There weren’t many opportunities to compete in that part of the world, so my family travelled quite a bit to attend carnivals like the one in Charters Towers. My brother and sisters were going to swim but I wasn’t registered. Mum had decided, pretty reasonably, that a little girl with a broken wrist probably couldn’t swim in a race. I disagreed. I badgered her until she finally gave in, signing me up for the 50-metre freestyle the day before the competition.
Poor Mum spent the morning fending off questions about why her daughter was registered to swim when she was wearing a cast, but they didn’t understand how determined I was, how single-minded, even as a kid. There was no stopping me. ‘When can I swim?’ I’d whine. ‘When can I swim, Mum? Why won’t you let me? Is it my turn yet? I want to get in the water!’
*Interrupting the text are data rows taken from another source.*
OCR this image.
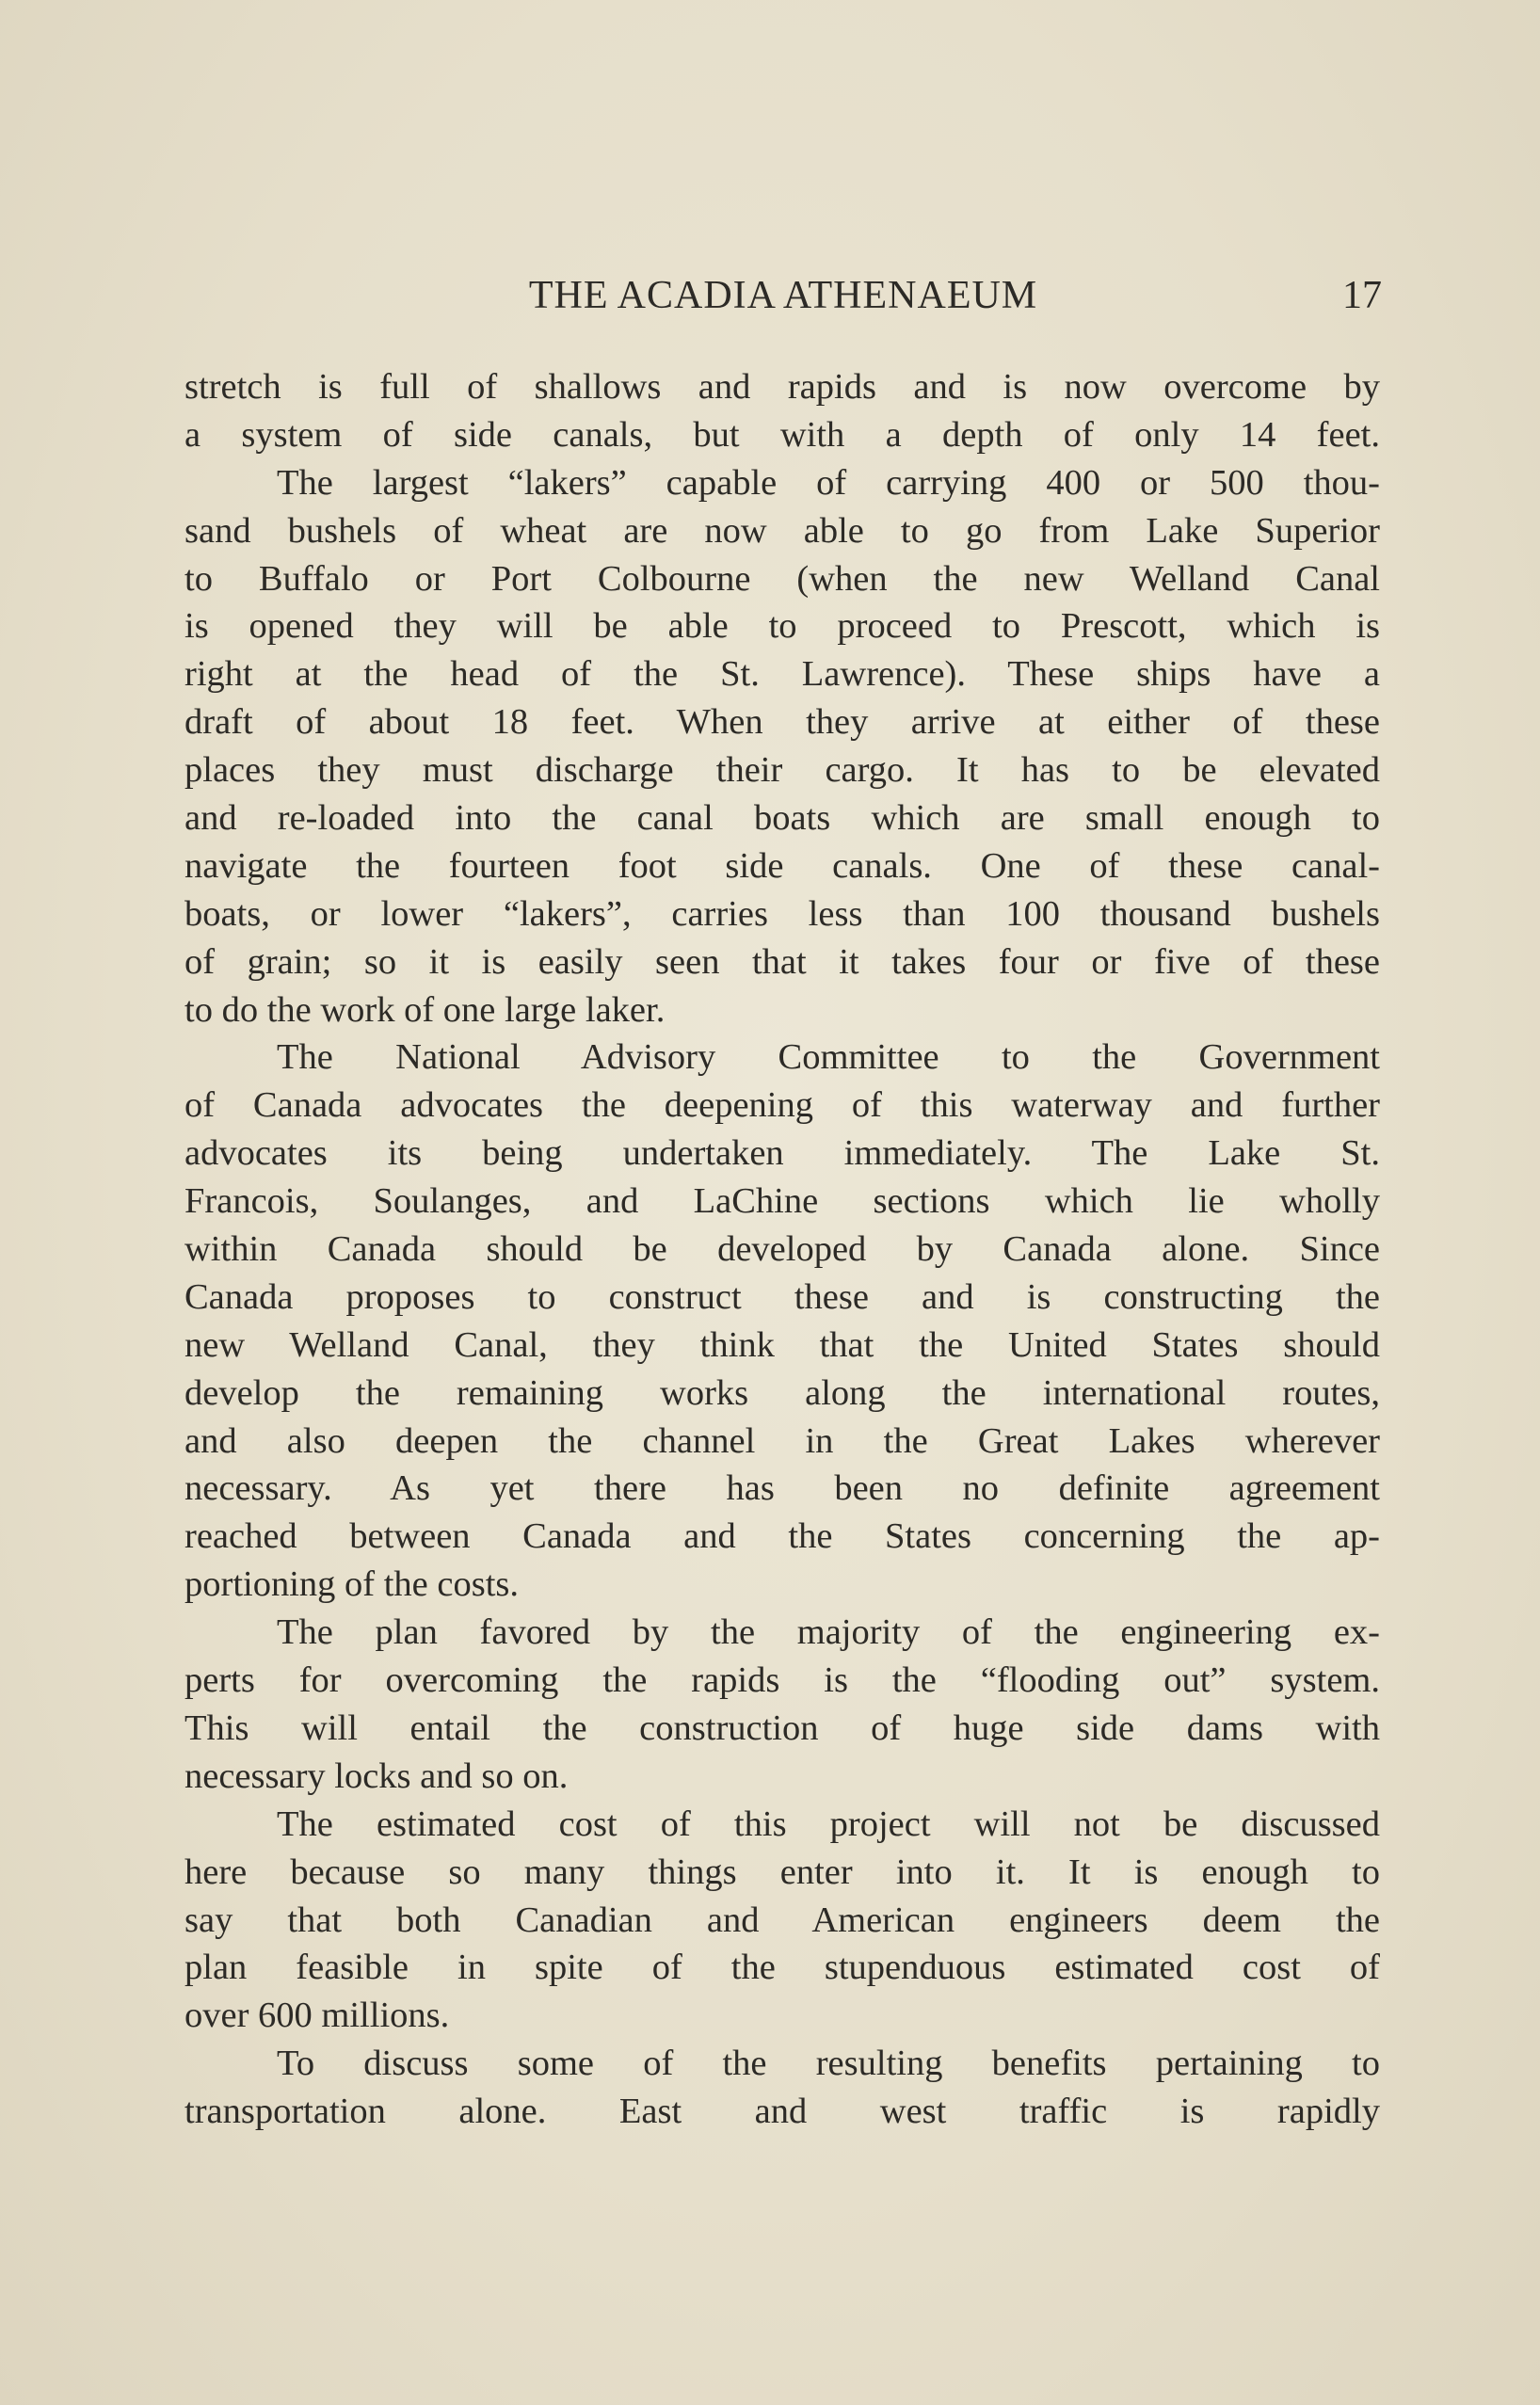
THE ACADIA ATHENAEUM	17
stretch is full of shallows and rapids and is now overcome by
a system of side canals, but with a depth of only 14 feet.
The largest “lakers” capable of carrying 400 or 500 thou-
sand bushels of wheat are now able to go from Lake Superior
to Buffalo or Port Colbourne (when the new Welland Canal
is opened they will be able to proceed to Prescott, which is
right at the head of the St. Lawrence). These ships have a
draft of about 18 feet. When they arrive at either of these
places they must discharge their cargo. It has to be elevated
and re-loaded into the canal boats which are small enough to
navigate the fourteen foot side canals. One of these canal-
boats, or lower “lakers”, carries less than 100 thousand bushels
of grain; so it is easily seen that it takes four or five of these
to do the work of one large laker.
The National Advisory Committee to the Government
of Canada advocates the deepening of this waterway and further
advocates its being undertaken immediately. The Lake St.
Francois, Soulanges, and LaChine sections which lie wholly
within Canada should be developed by Canada alone. Since
Canada proposes to construct these and is constructing the
new Welland Canal, they think that the United States should
develop the remaining works along the international routes,
and also deepen the channel in the Great Lakes wherever
necessary. As yet there has been no definite agreement
reached between Canada and the States concerning the ap-
portioning of the costs.
The plan favored by the majority of the engineering ex-
perts for overcoming the rapids is the “flooding out” system.
This will entail the construction of huge side dams with
necessary locks and so on.
The estimated cost of this project will not be discussed
here because so many things enter into it. It is enough to
say that both Canadian and American engineers deem the
plan feasible in spite of the stupenduous estimated cost of
over 600 millions.
To discuss some of the resulting benefits pertaining to
transportation alone. East and west traffic is rapidly
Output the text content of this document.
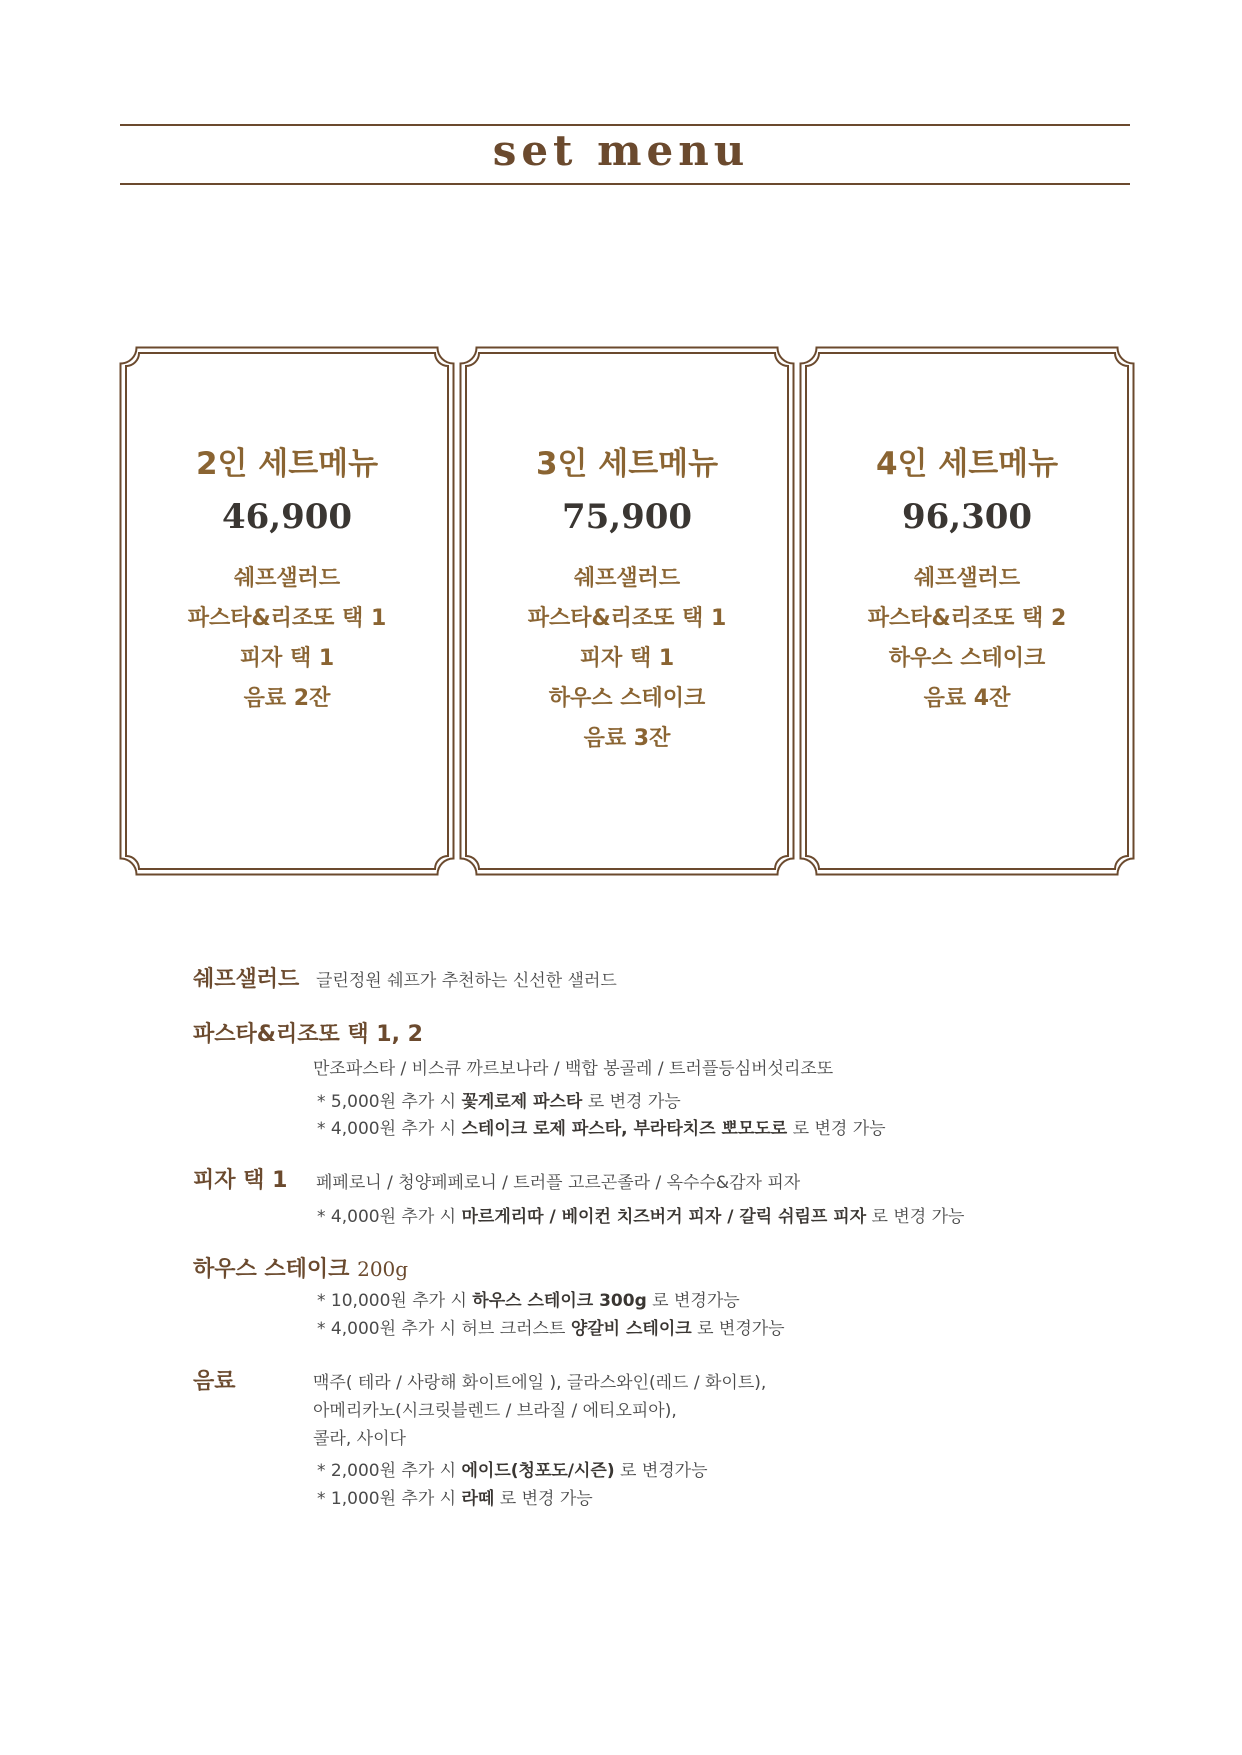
set menu
2인 세트메뉴
46,900
쉐프샐러드
파스타&리조또 택 1
피자 택 1
음료 2잔
3인 세트메뉴
75,900
쉐프샐러드
파스타&리조또 택 1
피자 택 1
하우스 스테이크
음료 3잔
4인 세트메뉴
96,300
쉐프샐러드
파스타&리조또 택 2
하우스 스테이크
음료 4잔
쉐프샐러드 글린정원 쉐프가 추천하는 신선한 샐러드
파스타&리조또 택 1, 2
만조파스타 / 비스큐 까르보나라 / 백합 봉골레 / 트러플등심버섯리조또
* 5,000원 추가 시 꽃게로제 파스타 로 변경 가능
* 4,000원 추가 시 스테이크 로제 파스타, 부라타치즈 뽀모도로 로 변경 가능
피자 택 1 페페로니 / 청양페페로니 / 트러플 고르곤졸라 / 옥수수&감자 피자
* 4,000원 추가 시 마르게리따 / 베이컨 치즈버거 피자 / 갈릭 쉬림프 피자 로 변경 가능
하우스 스테이크 200g
* 10,000원 추가 시 하우스 스테이크 300g 로 변경가능
* 4,000원 추가 시 허브 크러스트 양갈비 스테이크 로 변경가능
음료	맥주( 테라 / 사랑해 화이트에일 ), 글라스와인(레드 / 화이트),
아메리카노(시크릿블렌드 / 브라질 / 에티오피아),
콜라, 사이다
* 2,000원 추가 시 에이드(청포도/시즌) 로 변경가능
* 1,000원 추가 시 라떼 로 변경 가능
She always said I was a bit of a nightmare until it was my time to race. I would fidget and get into mischief, running wild around the pool while she was trying to wrangle four kids. But afterwards, when I’d finished my race, I was a perfect angel, placid as a doll—maybe the only time I’ve been placid in my life. I was a headstrong little thing, extremely stubborn, and my mum, Marilyn, was the gentlest, most accommodating person imaginable. She always bent over backwards for her children, but at Charters Towers she was probably just picking her battles. I don’t know if jumping into the water was the best idea—I don’t know if the waterproof cast was really designed for a chlorinated pool—but I wasn’t going to have it any other way.
I won my heat that day, broken wrist and all. I was so proud of myself—I knew I’d done really well against the odds. After I swam, I ate hot chips and red frogs. I remember thinking it had been the best day ever.